I made this thread in part because I once thought AC was nothing special after playing through it in one go at a friend's house. I genuinely believe a lot of people who tout AA as being better rushed through the game, then never gave AC a decent chance after that (while their first playthrough of AA
seemed better in retrospect) and are missing out on a game they might genuinely love.
The thread won't convince people that they're wrong to feel a certain way about the series because the thread's not meant to do that. It's to show how virtually everything one enjoyed about AA is improved in AC, even the aspects they might have thought were worse at a glance.

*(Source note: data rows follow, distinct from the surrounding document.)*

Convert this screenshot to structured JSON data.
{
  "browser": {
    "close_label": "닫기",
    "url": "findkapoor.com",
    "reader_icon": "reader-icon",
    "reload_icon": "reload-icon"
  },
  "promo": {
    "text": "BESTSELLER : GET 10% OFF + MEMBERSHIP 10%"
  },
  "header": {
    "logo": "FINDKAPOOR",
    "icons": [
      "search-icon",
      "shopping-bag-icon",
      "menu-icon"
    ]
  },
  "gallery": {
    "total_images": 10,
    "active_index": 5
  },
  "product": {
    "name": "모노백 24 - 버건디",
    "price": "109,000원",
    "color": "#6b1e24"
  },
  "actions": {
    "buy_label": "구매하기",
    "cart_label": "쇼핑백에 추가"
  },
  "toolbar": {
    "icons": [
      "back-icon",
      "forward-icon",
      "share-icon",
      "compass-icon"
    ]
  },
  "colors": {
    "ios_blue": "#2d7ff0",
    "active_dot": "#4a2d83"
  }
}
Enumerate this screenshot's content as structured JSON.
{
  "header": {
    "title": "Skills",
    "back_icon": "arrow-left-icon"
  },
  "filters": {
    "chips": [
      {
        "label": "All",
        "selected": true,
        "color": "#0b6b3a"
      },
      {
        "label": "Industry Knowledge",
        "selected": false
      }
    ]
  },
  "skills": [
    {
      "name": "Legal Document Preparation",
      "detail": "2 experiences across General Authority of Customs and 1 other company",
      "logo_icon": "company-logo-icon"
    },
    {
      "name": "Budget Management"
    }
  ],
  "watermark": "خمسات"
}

This is the problem. You're discussing the quality of a video game. There's no objectively true when it comes to quality outside of technical details like "Does the game crash on this type of hardware?" or "what's the framerate?" A review of a game by its very nature is subjective and it's doubly subjective when you're dealing with two of them. Different people value different things differently as this thread has proven again and again.
As I say above, this thread is, in part, in response to a pretty common sentiment that AA is objectively and entirely better than AC. Look up any Arkham thread here about the games themselves (or even ones that aren't) and you'll see it.
Even without the above in mind: Riddler trophies in AC requiring multi-stage puzzle solving and moving further off of beaten paths, whereas AA's trophies require nothing more than destroying weak walls or hitting single switches is and objective difference. Combat in AC allowing consistent retaining of a combo across more diverse enemy types whereas combos are less likely to be retained when fighting AA's less diverse enemy pool is objective. Everything in that bulleted list from the OP is objective.
Whether someone likes one game, or one aspect of a game over another is subjective. That doesn't mean we get to ignore what people play these games for, what the developers have intended and how those two factors converge in the final product. I don't get to say Tomb Raider 2013 is better than the PS1 games because "there's more action" when I can look at developer documentaries that discuss at length how they wanted to make the game an emotional experience, one driven by survival-based gameplay, then look at the final game that simply does not deliver. I don't get to say Bubsy 3D is better than Super Mario 64 because it's a more "streamlined" experience because time isn't wasted on running from level to level in a huge, sprawling hub that just takes up space.
If you accept that a given game can be better at what it does than another game (or that between two games that are each attempting to do the same thing, one realizes that more fully), then I don't understand why you'd have a problem with this thread. I'm not comparing Shogun II to Katamari Damacy. I'm comparing two games in the same series that are attempting to do very, very similar things and are not as different as many would lead you to believe (as laid out in the OP of this thread).
You can say that different people value different things, and I can say stealth options in AC are more numerous and more intuitively integrated into gameplay than in AA, or any number of other comparisons. "AC is better than AA" is shorthand for all the shared aspects that are simply more fully realized in AC.